Robert Doherty: Ruptured AAA
Twelve years ago, Robert Doherty, a 71-year-old retired insurance company representativbe, woke up in the middle of the night with "unbelievable pain in his right hip." At his local community hospital emergency department, physicians discovered that he had no blood pressure at all due to a ruptured AAA (Abdominal Aortic Aneurysm). He was rushed into surgery.
"The surgeon thought my condition was so bad, that I would never make it out alive, but I proved him wrong." Mr. Doherty was in a coma for two weeks after his surgery and although the procedure was a complicated one, it was successful.
"When I finally woke up, my surgeon walked into the room and had asked if I remembered hearing anything. I said no. He said, I didn't think you would make it. Afterwards he told me I had ten years and exactly ten years later, at around 2:30 a.m. in the middle of the night, I woke up with pain in my abdomen. I thought to myself, here we go again."
A long wait
Mr. Doherty was once again taken in an ambulance to a large Boston academic medical center where he waited 36 hours in the waiting room. "I was in a lot of pain. I couldn't believe I had to wait that long in an emergency room."
Fortunately for Mr. Doherty, the pain he experienced had nothing to do with his aneurysm. However, doctors discovered that he had another aneurysm, in his abdomen, above the previous repair affecting the part of the aorta that supplies blood to his internal organs.

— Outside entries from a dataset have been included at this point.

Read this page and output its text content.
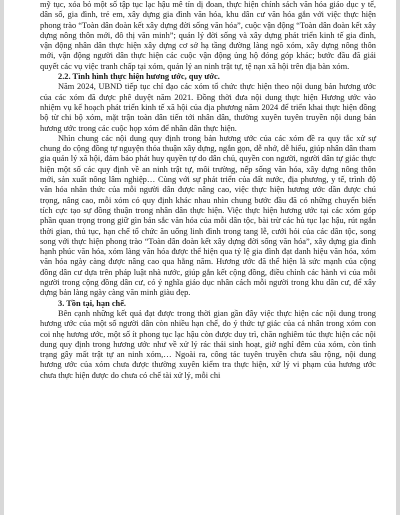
mỹ tục, xóa bỏ một số tập tục lạc hậu mê tín dị đoan, thực hiện chính sách văn hóa giáo dục y tế, dân số, gia đình, trẻ em, xây dựng gia đình văn hóa, khu dân cư văn hóa gắn với việc thực hiện phong trào “Toàn dân đoàn kết xây dựng đời sống văn hóa”, cuộc vận động “Toàn dân đoàn kết xây dựng nông thôn mới, đô thị văn minh”; quản lý đời sống và xây dựng phát triển kinh tế gia đình, vận động nhân dân thực hiện xây dựng cơ sở hạ tầng đường làng ngõ xóm, xây dựng nông thôn mới, vận động người dân thực hiện các cuộc vận động ủng hộ đóng góp khác; bước đầu đã giải quyết các vụ việc tranh chấp tại xóm, quản lý an ninh trật tự, tệ nạn xã hội trên địa bàn xóm.

2.2. Tình hình thực hiện hương ước, quy ước.

Năm 2024, UBND tiếp tục chỉ đạo các xóm tổ chức thực hiện theo nội dung bản hương ước của các xóm đã được phê duyệt năm 2021. Đồng thời đưa nội dung thực hiện Hương ước vào nhiệm vụ kế hoạch phát triển kinh tế xã hội của địa phương năm 2024 để triển khai thực hiện đồng bộ từ chi bộ xóm, mặt trận toàn dân tiến tới nhân dân, thường xuyên tuyên truyền nội dung bản hương ước trong các cuộc họp xóm để nhân dân thực hiện.

Nhìn chung các nội dung quy định trong bản hương ước của các xóm đề ra quy tắc xử sự chung do cộng đồng tự nguyện thỏa thuận xây dựng, ngắn gọn, dễ nhớ, dễ hiểu, giúp nhân dân tham gia quản lý xã hội, đảm bảo phát huy quyền tự do dân chủ, quyền con người, người dân tự giác thực hiện một số các quy định về an ninh trật tự, môi trường, nếp sống văn hóa, xây dựng nông thôn mới, sản xuất nông lâm nghiệp… Cùng với sự phát triển của đất nước, địa phương, y tế, trình độ văn hóa nhân thức của mỗi người dân được nâng cao, việc thực hiện hương ước dần được chú trọng, nâng cao, mỗi xóm có quy định khác nhau nhìn chung bước đầu đã có những chuyển biến tích cực tạo sự đồng thuận trong nhân dân thực hiện. Việc thực hiện hương ước tại các xóm góp phần quan trọng trong giữ gìn bản sắc văn hóa của mỗi dân tộc, bài trừ các hủ tục lạc hậu, rút ngắn thời gian, thủ tục, hạn chế tổ chức ăn uống linh đình trong tang lễ, cưới hỏi của các dân tộc, song song với thực hiện phong trào “Toàn dân đoàn kết xây dựng đời sống văn hóa”, xây dựng gia đình hạnh phúc văn hóa, xóm làng văn hóa được thể hiện qua tỷ lệ gia đình đạt danh hiệu văn hóa, xóm văn hóa ngày càng được nâng cao qua hằng năm. Hương ước đã thể hiện là sức mạnh của cộng đồng dân cư dựa trên pháp luật nhà nước, giúp gắn kết cộng đồng, điều chỉnh các hành vi của mỗi người trong cộng đồng dân cư, có ý nghĩa giáo dục nhân cách mỗi người trong khu dân cư, để xây dựng bản làng ngày càng văn minh giàu đẹp.

3. Tồn tại, hạn chế.

Bên cạnh những kết quả đạt được trong thời gian gần đây việc thực hiện các nội dung trong hương ước của một số người dân còn nhiều hạn chế, do ý thức tự giác của cá nhân trong xóm con coi nhẹ hương ước, một số ít phong tục lạc hậu còn được duy trì, chăn nghiêm túc thực hiện các nội dung quy định trong hương ước như về xử lý rác thải sinh hoạt, giờ nghỉ đêm của xóm, còn tình trạng gây mất trật tự an ninh xóm,… Ngoài ra, công tác tuyên truyền chưa sâu rộng, nội dung hương ước của xóm chưa được thường xuyên kiểm tra thực hiện, xử lý vi phạm của hương ước chưa thực hiện được do chưa có chế tài xử lý, mỗi chi
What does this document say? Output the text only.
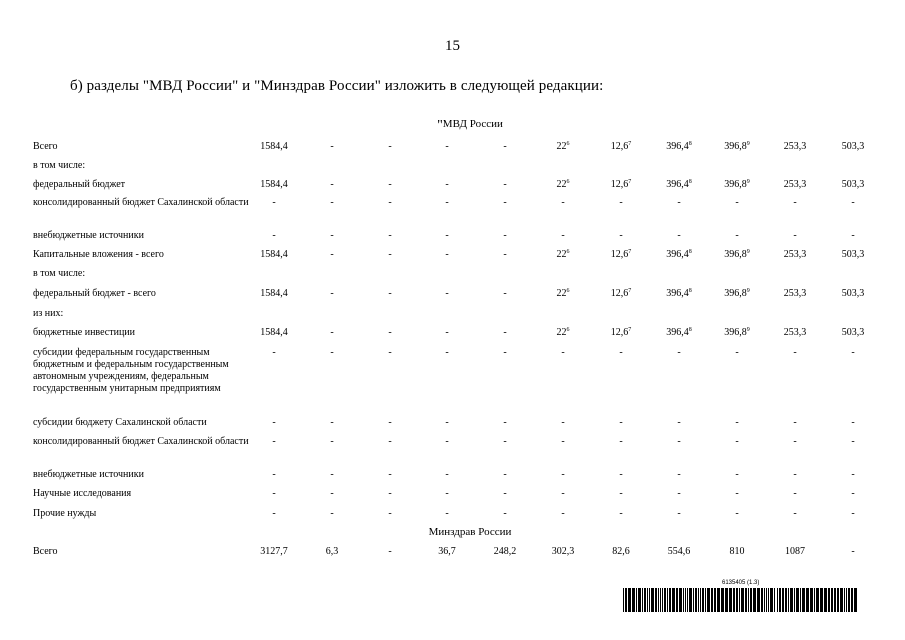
15
б) разделы "МВД России" и "Минздрав России" изложить в следующей редакции:
"МВД России
Всего	1584,4	-	-	-	-	$22^6$	12,6$^7$	396,4$^8$	396,8$^9$	253,3	503,3
в том числе:
федеральный бюджет	1584,4	-	-	-	-	$22^6$	12,6$^7$	396,4$^8$	396,8$^9$	253,3	503,3
консолидированный бюджет Сахалинской области	-	-	-	-	-	-	-	-	-	-	-
внебюджетные источники	-	-	-	-	-	-	-	-	-	-	-
Капитальные вложения - всего	1584,4	-	-	-	-	$22^6$	12,6$^7$	396,4$^8$	396,8$^9$	253,3	503,3
в том числе:
федеральный бюджет - всего	1584,4	-	-	-	-	$22^6$	12,6$^7$	396,4$^8$	396,8$^9$	253,3	503,3
из них:
бюджетные инвестиции	1584,4	-	-	-	-	$22^6$	12,6$^7$	396,4$^8$	396,8$^9$	253,3	503,3
субсидии федеральным государственным бюджетным и федеральным государственным автономным учреждениям, федеральным государственным унитарным предприятиям
-	-	-	-	-	-	-	-	-	-	-
субсидии бюджету Сахалинской области	-	-	-	-	-	-	-	-	-	-	-
консолидированный бюджет Сахалинской области	-	-	-	-	-	-	-	-	-	-	-
внебюджетные источники	-	-	-	-	-	-	-	-	-	-	-
Научные исследования	-	-	-	-	-	-	-	-	-	-	-
Прочие нужды	-	-	-	-	-	-	-	-	-	-	-
Всего	3127,7	6,3	-	36,7	248,2	302,3	82,6	554,6	810	1087	-
Минздрав России
6135405 (1.3)
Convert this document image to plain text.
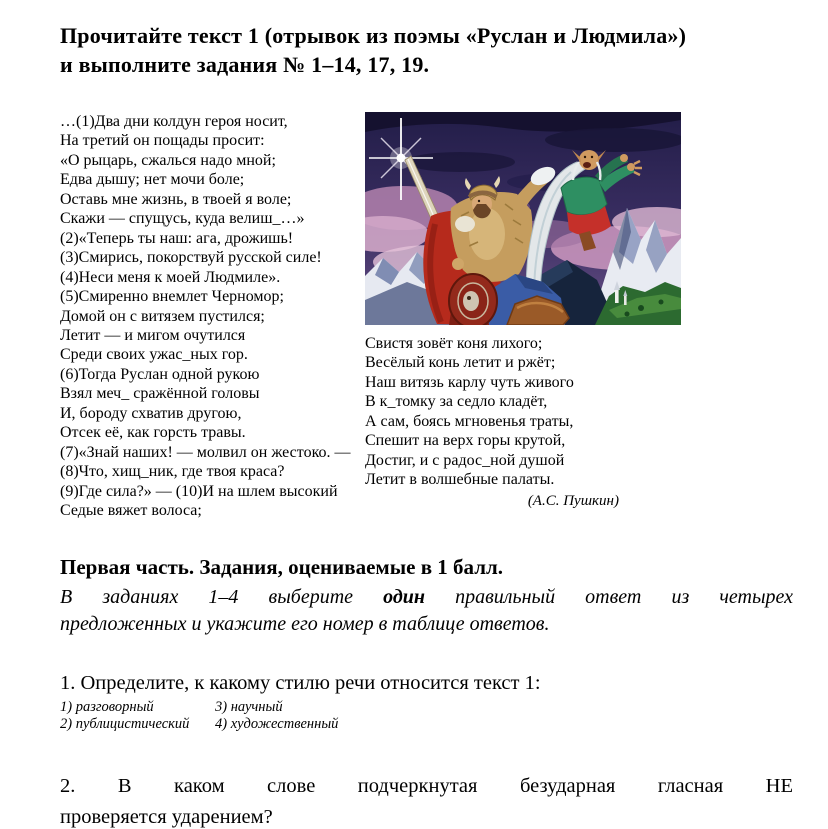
Прочитайте текст 1 (отрывок из поэмы «Руслан и Людмила»)
и выполните задания № 1–14, 17, 19.
…(1)Два дни колдун героя носит,
На третий он пощады просит:
«О рыцарь, сжалься надо мной;
Едва дышу; нет мочи боле;
Оставь мне жизнь, в твоей я воле;
Скажи — спущусь, куда велиш_…»
(2)«Теперь ты наш: ага, дрожишь!
(3)Смирись, покорствуй русской силе!
(4)Неси меня к моей Людмиле».
(5)Смиренно внемлет Черномор;
Домой он с витязем пустился;
Летит — и мигом очутился
Среди своих ужас_ных гор.
(6)Тогда Руслан одной рукою
Взял меч_ сражённой головы
И, бороду схватив другою,
Отсек её, как горсть травы.
(7)«Знай наших! — молвил он жестоко. —
(8)Что, хищ_ник, где твоя краса?
(9)Где сила?» — (10)И на шлем высокий
Седые вяжет волоса;
Свистя зовёт коня лихого;
Весёлый конь летит и ржёт;
Наш витязь карлу чуть живого
В к_томку за седло кладёт,
А сам, боясь мгновенья траты,
Спешит на верх горы крутой,
Достиг, и с радос_ной душой
Летит в волшебные палаты.
(А.С. Пушкин)
Первая часть. Задания, оцениваемые в 1 балл.
В заданиях 1–4 выберите один правильный ответ из четырех
предложенных и укажите его номер в таблице ответов.
1. Определите, к какому стилю речи относится текст 1:
1) разговорный	3) научный
2) публицистический	4) художественный
2. В каком слове подчеркнутая безударная гласная НЕ
проверяется ударением?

Robert's PCP referred him to a vascular surgeon to assess the new aneurysm. Upon meeting the surgeon, however, Robert did not feel it was the right fit. "It's very important to find a doctor that fits your needs and style." After expressing his concerns to his PCP, Mr. Doherty was referred once again for a second opinion to the CardioVascular Institute at Beth Israel Deaconess Medical Center.
"As soon as he walked into the exam room, I knew this guy was good," says Robert. "He was brief and to the point. He asked us questions, examined all my reports, and came up with a plan of action. "I think his confidence and bedside manner made us feel comfortable with him."
Difficult procedure goes beautifully
The procedure involved a replacement of the upper abdominal aorta with a re-implantation of arteries that supply blood to his stomach, liver, spleen, intestines, and kidneys. "It was a difficult procedure, but it went beautifully," Robert recalls.
Robert is extremely satisfied with his surgery and his experience at the CVI. "The nurses at the hospital, the entire staff was so keen on making us comfortable, and I'm very grateful to my surgeon and my family for helping me get through this time. I couldn't have done it without any of them."